Differences Between InfluxDB 0.8 and InfluxDB 0.10

Warning! This page documents an old version of InfluxDB, which is no longer actively developed. InfluxDB v1.3 is the most recent stable version of InfluxDB.

There are significant breaking changes between the 0.8.x versions of InfluxDB and the 0.10.x versions. The API, the schema, the data store, and the clustering algorithm have all been significantly altered and in incompatible ways. The InfluxQL syntax has remained largely the same, although there are functions which exist only in one or the other version, and a few functions are implemented differently in the two versions.

This page aims to ease the transition to InfluxDB 0.10 for those more familiar with 0.8. It is not a comprehensive list of the differences, that would be prohibitively large.

Schema

The most noticeable difference between InfluxDB 0.8 and InfluxDB 0.10 is the way series are defined and organized. In InfluxDB 0.8 a series has an explicit name that incorporates all the metadata about the value, similar to Graphite output. The recommended pattern for a series name in InfluxDB 0.8 is <tagName>.<tagValue>[.<tagName>.<tagValue>].<measurement>. For example: az.us-west-1.host.serverA.cpu.

In InfluxDB 0.10 a series is still defined by the measurement name and the complete tag set, but series are not explicitly defined at write time. Instead of writing a point to a particular series, a point is written with a measurement name and a set of tag key-value pairs. The recommended pattern in InfluxDB 0.10 is superficially similar: <measurement>,<tagName>=<tagValue>[,<tagName>=<tagValue>]. For example: cpu,az=us-west-1,host=serverA.

The real change is evident when querying. In InfluxDB 0.8, querying multiple series requires using a regular expression. For example, to query the cpu measurement where the az is us-west-1 for all hostnames, the syntax is SELECT * FROM /az.us-west-1.host..*.cpu$/ .... To query all series in the cpu measurement the syntax is SELECT * FROM /cpu$/ ....

In InfluxDB 0.10, queries operate directly on measurements, not on series. All series in a measurement are returned by default, unless filtered out by tags in the WHERE clause. For example, to query the cpu measurement where the az is us-west-1 for all hostnames, the syntax is SELECT * FROM cpu WHERE az='us-west-1' .... To query all series in the cpu measurement the syntax is SELECT * FROM cpu ....

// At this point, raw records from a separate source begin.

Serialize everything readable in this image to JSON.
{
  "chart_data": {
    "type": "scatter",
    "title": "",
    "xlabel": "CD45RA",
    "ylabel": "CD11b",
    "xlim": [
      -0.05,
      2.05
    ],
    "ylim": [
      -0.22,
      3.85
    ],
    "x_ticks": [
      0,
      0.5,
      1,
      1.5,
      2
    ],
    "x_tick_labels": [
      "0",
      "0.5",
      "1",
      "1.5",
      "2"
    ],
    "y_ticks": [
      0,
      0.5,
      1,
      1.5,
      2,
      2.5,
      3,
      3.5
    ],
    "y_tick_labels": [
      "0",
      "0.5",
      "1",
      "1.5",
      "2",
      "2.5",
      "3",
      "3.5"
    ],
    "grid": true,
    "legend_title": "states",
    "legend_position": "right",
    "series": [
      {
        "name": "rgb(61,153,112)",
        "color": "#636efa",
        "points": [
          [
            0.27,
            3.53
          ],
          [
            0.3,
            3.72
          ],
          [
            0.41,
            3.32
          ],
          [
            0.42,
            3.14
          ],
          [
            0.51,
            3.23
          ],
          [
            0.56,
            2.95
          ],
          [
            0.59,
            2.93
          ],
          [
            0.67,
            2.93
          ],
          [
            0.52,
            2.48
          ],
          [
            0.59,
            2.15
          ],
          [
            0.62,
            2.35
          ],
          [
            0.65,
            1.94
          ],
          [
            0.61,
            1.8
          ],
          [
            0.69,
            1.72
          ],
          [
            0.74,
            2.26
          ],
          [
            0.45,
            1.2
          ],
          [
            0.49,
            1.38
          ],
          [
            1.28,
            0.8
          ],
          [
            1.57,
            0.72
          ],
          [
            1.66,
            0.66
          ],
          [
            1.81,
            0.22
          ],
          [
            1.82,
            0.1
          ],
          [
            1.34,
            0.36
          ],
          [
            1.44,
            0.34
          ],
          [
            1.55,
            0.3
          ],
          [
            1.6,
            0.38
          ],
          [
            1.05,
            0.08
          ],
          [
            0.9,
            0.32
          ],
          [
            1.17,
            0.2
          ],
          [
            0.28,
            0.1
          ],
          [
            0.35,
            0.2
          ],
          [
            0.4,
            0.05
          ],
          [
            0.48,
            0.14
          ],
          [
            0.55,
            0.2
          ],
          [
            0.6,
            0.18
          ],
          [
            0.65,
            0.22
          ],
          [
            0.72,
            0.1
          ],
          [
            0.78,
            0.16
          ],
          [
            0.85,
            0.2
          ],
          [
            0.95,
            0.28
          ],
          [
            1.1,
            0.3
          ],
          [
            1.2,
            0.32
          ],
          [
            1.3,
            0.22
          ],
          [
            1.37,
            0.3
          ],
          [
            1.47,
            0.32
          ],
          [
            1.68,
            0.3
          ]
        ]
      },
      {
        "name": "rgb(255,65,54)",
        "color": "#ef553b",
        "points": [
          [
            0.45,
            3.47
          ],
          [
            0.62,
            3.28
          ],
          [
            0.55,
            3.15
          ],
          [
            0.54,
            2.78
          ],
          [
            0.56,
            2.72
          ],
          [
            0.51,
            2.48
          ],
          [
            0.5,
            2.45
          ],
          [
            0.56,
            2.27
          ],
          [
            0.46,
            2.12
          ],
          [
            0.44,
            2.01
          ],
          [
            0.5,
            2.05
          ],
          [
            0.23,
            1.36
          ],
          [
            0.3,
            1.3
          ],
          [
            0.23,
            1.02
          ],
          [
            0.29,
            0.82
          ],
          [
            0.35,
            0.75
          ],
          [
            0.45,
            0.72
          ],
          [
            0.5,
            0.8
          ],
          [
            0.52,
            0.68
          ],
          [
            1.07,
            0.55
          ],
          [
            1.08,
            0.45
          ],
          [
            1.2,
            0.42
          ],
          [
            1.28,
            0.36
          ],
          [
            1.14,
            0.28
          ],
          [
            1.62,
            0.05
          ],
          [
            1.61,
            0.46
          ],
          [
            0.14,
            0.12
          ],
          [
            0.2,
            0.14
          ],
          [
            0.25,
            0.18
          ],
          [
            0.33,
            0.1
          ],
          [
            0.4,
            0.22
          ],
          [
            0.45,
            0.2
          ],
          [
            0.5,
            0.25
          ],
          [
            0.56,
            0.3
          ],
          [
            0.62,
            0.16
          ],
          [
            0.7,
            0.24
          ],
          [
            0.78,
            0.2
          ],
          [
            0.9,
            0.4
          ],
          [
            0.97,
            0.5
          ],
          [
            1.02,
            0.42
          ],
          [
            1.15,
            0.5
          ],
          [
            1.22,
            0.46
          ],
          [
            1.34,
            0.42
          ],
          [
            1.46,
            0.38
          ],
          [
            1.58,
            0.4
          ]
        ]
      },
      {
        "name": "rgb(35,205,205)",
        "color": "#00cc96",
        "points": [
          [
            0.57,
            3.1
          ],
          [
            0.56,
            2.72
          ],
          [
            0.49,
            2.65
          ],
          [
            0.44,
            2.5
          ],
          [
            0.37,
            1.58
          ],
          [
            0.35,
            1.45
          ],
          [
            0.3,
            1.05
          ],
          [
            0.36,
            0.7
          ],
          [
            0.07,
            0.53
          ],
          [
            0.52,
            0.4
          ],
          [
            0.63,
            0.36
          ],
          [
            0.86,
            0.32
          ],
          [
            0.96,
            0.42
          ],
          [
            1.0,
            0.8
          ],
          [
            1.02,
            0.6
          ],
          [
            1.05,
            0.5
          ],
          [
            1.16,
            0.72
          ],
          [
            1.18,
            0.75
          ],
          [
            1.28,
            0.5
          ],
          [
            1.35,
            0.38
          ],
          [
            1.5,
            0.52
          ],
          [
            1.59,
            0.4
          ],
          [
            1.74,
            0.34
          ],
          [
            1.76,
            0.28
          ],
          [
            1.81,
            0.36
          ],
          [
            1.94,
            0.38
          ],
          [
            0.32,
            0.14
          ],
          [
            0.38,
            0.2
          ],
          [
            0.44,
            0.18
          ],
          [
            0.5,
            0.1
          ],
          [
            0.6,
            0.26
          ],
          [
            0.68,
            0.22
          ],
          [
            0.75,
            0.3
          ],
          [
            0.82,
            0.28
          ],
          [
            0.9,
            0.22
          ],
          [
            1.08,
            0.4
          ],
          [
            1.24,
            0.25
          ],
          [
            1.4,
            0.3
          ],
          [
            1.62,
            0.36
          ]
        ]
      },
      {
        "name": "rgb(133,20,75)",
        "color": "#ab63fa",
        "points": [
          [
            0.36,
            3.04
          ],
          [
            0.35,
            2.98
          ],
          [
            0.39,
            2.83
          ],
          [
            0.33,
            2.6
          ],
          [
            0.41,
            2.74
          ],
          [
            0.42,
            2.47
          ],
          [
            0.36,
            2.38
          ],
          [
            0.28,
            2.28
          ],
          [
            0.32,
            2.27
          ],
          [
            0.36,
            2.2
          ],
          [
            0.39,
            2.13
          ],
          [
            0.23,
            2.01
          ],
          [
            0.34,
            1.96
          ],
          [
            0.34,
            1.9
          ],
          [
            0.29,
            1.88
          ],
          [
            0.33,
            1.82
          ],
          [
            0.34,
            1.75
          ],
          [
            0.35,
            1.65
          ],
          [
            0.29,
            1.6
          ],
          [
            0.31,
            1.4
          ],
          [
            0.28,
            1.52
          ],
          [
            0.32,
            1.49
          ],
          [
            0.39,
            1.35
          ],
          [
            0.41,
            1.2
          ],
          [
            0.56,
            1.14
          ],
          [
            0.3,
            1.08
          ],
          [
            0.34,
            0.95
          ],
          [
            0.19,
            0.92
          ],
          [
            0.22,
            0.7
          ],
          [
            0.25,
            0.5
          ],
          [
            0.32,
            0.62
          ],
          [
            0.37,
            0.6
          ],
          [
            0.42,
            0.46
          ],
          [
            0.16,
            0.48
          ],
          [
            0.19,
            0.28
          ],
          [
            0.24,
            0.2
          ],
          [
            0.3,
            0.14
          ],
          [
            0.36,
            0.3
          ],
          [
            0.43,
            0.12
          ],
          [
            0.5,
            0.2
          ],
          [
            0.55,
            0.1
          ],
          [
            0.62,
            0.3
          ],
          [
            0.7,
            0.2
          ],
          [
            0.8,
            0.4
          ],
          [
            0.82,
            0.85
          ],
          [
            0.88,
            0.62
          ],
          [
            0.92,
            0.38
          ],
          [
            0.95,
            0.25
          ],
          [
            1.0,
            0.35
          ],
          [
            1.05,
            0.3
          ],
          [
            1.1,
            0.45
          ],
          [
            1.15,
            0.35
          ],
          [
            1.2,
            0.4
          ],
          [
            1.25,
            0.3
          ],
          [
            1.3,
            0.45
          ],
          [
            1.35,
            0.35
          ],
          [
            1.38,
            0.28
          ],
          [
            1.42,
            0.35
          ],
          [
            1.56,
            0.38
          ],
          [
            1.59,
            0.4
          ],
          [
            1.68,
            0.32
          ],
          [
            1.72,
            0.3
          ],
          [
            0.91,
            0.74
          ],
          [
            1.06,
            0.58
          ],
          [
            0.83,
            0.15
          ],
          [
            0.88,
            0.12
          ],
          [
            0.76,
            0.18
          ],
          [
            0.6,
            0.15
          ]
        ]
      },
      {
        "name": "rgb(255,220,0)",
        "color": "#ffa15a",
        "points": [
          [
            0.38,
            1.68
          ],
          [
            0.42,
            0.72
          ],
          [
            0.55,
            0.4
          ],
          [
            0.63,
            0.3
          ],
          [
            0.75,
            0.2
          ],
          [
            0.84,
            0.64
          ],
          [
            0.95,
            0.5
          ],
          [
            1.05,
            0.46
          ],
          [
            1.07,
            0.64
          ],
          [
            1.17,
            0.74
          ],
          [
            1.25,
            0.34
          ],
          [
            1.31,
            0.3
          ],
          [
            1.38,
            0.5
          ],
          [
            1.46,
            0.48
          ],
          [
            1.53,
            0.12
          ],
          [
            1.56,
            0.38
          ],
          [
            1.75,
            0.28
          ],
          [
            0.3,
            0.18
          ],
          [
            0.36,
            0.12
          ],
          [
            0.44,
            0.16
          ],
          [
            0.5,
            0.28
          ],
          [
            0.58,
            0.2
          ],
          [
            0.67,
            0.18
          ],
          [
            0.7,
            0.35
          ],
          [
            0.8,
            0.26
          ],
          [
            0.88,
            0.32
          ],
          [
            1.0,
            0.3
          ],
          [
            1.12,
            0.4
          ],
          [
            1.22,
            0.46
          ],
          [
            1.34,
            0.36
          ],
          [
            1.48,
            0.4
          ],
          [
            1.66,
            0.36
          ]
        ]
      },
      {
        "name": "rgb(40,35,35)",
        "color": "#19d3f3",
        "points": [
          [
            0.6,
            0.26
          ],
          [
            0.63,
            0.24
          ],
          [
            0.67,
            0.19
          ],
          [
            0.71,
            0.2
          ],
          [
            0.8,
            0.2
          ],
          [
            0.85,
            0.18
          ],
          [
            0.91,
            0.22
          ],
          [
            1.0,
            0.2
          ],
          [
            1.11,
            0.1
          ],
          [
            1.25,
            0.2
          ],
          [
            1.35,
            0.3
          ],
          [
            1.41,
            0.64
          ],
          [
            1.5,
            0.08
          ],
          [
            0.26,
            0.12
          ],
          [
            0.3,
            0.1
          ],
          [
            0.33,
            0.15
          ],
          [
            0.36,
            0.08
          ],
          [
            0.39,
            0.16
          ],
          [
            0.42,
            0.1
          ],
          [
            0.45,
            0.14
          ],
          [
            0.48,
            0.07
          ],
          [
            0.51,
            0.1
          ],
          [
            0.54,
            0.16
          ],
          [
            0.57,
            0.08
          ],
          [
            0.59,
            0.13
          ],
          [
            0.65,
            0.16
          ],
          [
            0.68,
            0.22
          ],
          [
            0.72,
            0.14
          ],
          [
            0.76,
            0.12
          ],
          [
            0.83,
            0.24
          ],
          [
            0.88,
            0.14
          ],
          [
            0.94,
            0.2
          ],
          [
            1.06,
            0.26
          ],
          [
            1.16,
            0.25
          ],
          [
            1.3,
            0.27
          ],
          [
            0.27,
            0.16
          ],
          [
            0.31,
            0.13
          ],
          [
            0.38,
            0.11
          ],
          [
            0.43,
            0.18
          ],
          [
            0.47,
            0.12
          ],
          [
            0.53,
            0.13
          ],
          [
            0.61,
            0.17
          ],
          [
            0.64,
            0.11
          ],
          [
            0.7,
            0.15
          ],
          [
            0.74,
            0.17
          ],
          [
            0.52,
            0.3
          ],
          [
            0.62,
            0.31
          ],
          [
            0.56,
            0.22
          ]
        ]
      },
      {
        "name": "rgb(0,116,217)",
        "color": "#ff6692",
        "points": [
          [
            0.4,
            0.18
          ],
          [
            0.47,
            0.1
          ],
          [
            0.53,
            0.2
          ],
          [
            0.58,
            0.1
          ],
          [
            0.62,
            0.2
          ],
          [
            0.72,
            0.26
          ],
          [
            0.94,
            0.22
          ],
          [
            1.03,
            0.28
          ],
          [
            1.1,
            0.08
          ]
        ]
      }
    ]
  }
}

The change means that as series incorporate additional tags all queries will continue to function as expected. Because all series are returned unless explicitly filtered, new tags do not have any effect on existing queries. The existing queries do not include the new tag and therefore will ignore its existence when selecting results. No longer does schema design need to include a prolonged session of predicting all future metadata and ensuring it can be represented within the desired regular expression syntax. In InfluxDB 0.10 filtering by tags is very efficient, whereas in InfluxDB 0.8 filtering by column in the WHERE clause is always an expensive operation.

In InfluxDB 0.8 a series has a name and one or more measured values. The values can be passed to functions or used in a GROUP BY clause. The series name is indexed but the values are not. In InfluxDB 0.10 a series has a measurement name, a tag set, and a field set. The measurement name plus the tag set are equivalent to the series name from InfluxDB 0.8. The field set in InfluxDB 0.10 is equivalent to the series values in InfluxDB 0.8.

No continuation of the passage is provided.